|How important is "undetectable?"
Dec 31, 2004
I've been HIV+ for 20 years now, and try to stay off meds as much as possible. I have had 3 long (1 year +) breaks from treatment, mostly to get over real bad side effects. I've been taking a new combination:Combivir/Atazanavir/Ritonavir for 6 months now. My T-4 cell count is great - now at 520 which is as high as it's been in the past 15 years. But my Viral Load hovers around the 50 line. Sometimes it's undetectable, sometimes it 53. These aren't huge differences, but obviously, we (my dr and myself) can't say that it's "undetectable," which seems to be the goal with any antiviral medications. But does it really matter? My health is good (I try to eat well and stay as fit as is realistic for an HIV+50 year old) and as I said, T-4 count is higher than in a very long time. Should I worry about this continued very low level of detectability or just chalk it up to the variability of the virus? I'm actually quite happy with this combination as there seem to be minimal side affects, at least so far. Thanks for your help. This site has always been a real help to me in deciding how to manage my health.
Response from Dr. Sherer
Congratulations on your 20 years of success with ART. You are a model to be admired and emulated by the readers of this website.
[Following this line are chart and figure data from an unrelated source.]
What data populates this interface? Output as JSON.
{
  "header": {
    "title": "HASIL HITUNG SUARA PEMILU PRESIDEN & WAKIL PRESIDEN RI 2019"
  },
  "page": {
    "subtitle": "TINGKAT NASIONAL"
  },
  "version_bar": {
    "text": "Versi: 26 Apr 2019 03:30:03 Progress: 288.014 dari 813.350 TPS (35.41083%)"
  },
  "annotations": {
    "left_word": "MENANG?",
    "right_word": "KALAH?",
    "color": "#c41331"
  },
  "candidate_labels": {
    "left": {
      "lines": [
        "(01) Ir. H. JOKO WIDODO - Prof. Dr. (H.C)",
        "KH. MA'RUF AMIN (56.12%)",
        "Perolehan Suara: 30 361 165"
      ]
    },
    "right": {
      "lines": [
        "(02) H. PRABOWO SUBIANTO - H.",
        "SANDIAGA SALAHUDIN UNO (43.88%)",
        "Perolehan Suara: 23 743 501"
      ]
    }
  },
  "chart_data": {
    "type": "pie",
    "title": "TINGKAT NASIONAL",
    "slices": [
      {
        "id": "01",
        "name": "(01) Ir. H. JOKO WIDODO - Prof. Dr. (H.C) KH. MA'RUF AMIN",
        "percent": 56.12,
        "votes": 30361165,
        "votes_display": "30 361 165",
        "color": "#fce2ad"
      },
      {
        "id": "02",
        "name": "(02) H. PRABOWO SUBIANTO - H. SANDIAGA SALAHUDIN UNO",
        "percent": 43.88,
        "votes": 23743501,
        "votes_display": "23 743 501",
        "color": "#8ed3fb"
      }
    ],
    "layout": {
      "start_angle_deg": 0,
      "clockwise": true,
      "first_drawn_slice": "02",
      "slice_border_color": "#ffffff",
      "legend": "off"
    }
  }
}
There is good evidence that the most lasting benefits of ART occur when an 'undetectable' viral load is achieved and sustained for as long as possible.
Although the threshold of <50 copies/ml best defines an undetectable viral load, there are two reasons that I am not concerned by your story.
First, though you note that you occasionally show viral loads over 50, e.g. 53, you don't mention that this is sustained, but rather that it often decreases back down to < 50. 'Blips', i.e. single values of VL over 50 FOLLLOWED BY VIRAL LOADS BELOW 50, are common, occur in 40% of patients on ART, and by themselves do not increase the risk of subsequent virologic failure.
In contrast, several studies have shown that repeated viral load values, and especially rising values, above 50 copies/ml (eg 120, then 700, then 1,400 over 3 months)- which are NOT blips - carry an increased risk of virologic failure.
In sum, your occasional viral loads over 50 sound like blips, and your excellent clinical course over 20 years also supports that.
In addition, when you do have blips, they are quite near the lower threshold of the viral load assay, e.g. 53 versus < 50 copies/ml. There is considerable variability in the assay at its lower levels, and more opportunities for signal variations in the preformance of the assay to influence the result unrelated to the real level of virus in your blood. This also is a reason to be reassured by these values.